Menjaga keberlangsungan sektor pertanian juga berarti menjaga
kesejahteraan hampir 36 juta petani yang menggantungkan hidupnya pada sektor
ini (Kementan, 2018). Sumber daya manusia pertanian ini hanya akan bertahan
sebagai petani apabila usaha pertanian dapat meningkatkan kesejahteraan mereka.
Jika tidak, mereka akan beralih profesi ke usaha non pertanian seperti industri
dan jasa non pertanian lainnya. Untuk itu maka usahatani harus dikelola secara lebih
efesien sehingga komoditas pertanian kita memiliki daya saing yang tinggi. Dengan
demikian maka membangun pertanian yang berdayasaing agar mampu meningkatkan
kesejahteraan petani menjadi kata kunci dalam upaya menjaga keberlangsungan
sektor petanian nasional kedepan.
Dari hasil Sensus Pertanian tahun 2013 menunjukkan bahwa jumlah
rumah tangga pertanian di semua sub sektor menunjukkan angka penurunan
dibandingkan hasil sensus tahun 2003.
Sampai batas tertentu, penurunan
ini masih dianggap wajar karena adanya proses industrialisasi, yang
berakibat berpindahnya tenaga kerja pertanian ke sektor industri.
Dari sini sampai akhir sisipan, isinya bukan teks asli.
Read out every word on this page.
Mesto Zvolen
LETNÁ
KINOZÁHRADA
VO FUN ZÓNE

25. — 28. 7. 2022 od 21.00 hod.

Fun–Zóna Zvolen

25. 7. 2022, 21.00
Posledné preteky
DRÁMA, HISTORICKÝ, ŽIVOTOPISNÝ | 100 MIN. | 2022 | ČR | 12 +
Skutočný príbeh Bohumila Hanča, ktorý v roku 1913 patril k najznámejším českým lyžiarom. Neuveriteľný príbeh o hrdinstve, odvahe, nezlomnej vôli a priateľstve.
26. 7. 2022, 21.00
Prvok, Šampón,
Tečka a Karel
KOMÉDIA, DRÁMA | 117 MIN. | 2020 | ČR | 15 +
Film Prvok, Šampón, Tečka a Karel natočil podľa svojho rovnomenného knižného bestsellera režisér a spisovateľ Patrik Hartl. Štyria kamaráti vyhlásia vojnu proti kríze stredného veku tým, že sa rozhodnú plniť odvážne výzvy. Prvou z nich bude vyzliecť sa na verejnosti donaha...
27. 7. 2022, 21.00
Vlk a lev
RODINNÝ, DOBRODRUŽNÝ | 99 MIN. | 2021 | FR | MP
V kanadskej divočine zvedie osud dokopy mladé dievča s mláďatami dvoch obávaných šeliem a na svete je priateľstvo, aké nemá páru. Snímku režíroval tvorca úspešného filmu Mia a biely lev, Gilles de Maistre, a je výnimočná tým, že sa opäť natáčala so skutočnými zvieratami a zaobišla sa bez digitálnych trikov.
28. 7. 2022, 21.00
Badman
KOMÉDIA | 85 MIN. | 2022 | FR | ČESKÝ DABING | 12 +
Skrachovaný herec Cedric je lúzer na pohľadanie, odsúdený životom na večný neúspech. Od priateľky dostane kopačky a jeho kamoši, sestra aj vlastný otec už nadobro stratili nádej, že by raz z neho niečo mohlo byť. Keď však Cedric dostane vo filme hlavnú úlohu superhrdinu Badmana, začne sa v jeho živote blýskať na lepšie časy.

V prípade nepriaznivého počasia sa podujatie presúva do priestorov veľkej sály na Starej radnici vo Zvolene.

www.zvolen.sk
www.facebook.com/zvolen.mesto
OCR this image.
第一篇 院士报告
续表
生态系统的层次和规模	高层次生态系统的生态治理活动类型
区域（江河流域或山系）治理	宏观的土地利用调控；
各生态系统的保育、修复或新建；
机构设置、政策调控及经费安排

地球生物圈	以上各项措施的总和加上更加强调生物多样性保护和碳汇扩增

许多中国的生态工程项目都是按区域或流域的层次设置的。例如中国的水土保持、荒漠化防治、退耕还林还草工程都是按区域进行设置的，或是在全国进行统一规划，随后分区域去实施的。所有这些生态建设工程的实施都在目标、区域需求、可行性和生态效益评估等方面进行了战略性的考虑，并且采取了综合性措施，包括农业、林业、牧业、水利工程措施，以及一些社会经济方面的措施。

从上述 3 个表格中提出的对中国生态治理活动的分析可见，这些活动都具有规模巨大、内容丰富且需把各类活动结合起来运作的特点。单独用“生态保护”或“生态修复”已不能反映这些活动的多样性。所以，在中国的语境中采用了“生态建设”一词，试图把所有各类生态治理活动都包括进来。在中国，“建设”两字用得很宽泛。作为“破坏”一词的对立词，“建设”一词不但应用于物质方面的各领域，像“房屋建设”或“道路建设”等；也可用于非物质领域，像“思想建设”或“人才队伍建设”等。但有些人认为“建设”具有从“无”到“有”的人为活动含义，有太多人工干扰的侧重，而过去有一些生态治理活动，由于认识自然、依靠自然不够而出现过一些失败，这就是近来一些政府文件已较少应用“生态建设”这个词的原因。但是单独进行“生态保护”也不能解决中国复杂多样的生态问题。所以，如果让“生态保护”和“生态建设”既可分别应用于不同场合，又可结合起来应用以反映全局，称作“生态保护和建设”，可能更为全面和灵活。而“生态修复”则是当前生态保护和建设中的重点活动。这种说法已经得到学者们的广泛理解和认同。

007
Namun, apabila perpindahan ini tidak terkendali
akan berpotensi menurunkan produksi pertanian dan mengancam keberlangsungan
sektor pertanian. Dampak negatif yang
paling dikhawatirkan adalah akan semakin
meningkatnya ketergantungan negara kita terhadap produk pertanian impor, yang
tentunya akan sangat berbahaya terhadap ketahanan nasional.
Kekhawatiran terhadap keberlangsungan sektor pertanian
semakin mengemuka bila dilihat dari fakta rendahnya minat generasi muda yang
terjun ke dunia pertanian. Data Kementerian
Pertanian pada Februari 2018 menunjukkan bahwa hanya sekitar 11% penduduk
berumur 15 – 24 tahun yang bekerja pada sektor pertanian, sisanya berumur 25
tahun keatas, malah terdapat sekitar 19% yang berumur lebih dari 60 tahun. Kondisi
ini semakin diperparah dengan mayoritas (86%) tenaga kerja sektor pertanian tersebut
berpendidikan sekolah dasar. Hanya 13%
yang berpendidikan sekolah menengah atas.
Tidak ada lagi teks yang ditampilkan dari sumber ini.